We are still attracted to movements that replace thinking and theology
by other emphases relational, therapeutic, charismatic, and managerial (as in
church growth). Whatever the other
virtues of these movements and the unquestionable importance of piety, we must
courageously repudiate anti-intellectualism for the sin it is.
Os Guinness
The God we
seek is a Person. As we seek Him
(and not just an experience of Him) we glorify and do indeed enjoy Him. …It is
not “my experience” at which proper worship aims. Fulfilling personal experience is a
by-product of God-centeredness in worship.
Terry Johnson
God-Centered Worship? Tabletalk, Jan. 2005, p. 17-18. Used by Permission.
Increasingly
our world is short on thinking and long on experience. Mix this with inner
turmoil and a desperate need for answers from some higher source, along with
the infiltration of eastern religions, and you can easily see why the mystical
aspects of our culture are so predominant. Our generation would certainly far
rather load all of their information in a computer and forget the agony on
thinking, especially thinking biblically.
Jim Elliff
Led by the Spirit, Joshua Press, 1999, p. 34-35, http://www.solascriptura.ca/shop/store.php?crn=215.

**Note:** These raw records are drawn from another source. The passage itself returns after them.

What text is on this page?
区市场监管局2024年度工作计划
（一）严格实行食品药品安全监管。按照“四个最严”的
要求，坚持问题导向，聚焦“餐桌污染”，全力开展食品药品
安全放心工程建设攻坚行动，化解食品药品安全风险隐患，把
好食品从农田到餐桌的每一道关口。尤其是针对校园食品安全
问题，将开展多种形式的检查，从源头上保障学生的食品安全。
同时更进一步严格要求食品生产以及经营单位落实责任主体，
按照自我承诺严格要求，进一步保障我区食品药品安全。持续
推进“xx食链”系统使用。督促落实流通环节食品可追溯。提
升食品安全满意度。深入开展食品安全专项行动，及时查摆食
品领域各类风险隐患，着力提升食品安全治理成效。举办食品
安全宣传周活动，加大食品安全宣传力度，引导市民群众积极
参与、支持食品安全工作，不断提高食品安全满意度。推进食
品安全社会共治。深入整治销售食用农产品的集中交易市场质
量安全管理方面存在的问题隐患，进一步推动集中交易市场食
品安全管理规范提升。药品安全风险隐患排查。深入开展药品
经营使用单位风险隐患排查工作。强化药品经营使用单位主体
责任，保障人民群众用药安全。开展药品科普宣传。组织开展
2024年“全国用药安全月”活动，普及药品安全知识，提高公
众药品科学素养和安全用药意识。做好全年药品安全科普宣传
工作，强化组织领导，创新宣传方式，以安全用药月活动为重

When once you are rooted in Reality, nothing can shake you. If your faith is in experiences, anything that happens is likely to upset that faith; but nothing can ever upset God or the almighty Reality of Redemption; base your faith on that and you are as eternally secure as God. When once you get into personal contact with Jesus Christ, you will never be moved again. Oswald ChambersMy Utmost for His Highest, 1935, December 3 Reading.
While all
Christians affirm the necessity and reality of the experiential dimension of
faith, the experience must be grounded in and accountable to the Word of God.
Albert Mohler
Worship According to the Word, Tabletalk,
Jan. 2005, p. 63. Used by Permission.
We must
stress that the basis for our faith is neither experience nor emotion but the
truth as God has given it in verbalized, prepositional form in the Scripture
and which we first of all apprehend with our minds.
Francis Schaeffer
The New Super-Spirituality, IVP, 1972, p. 24.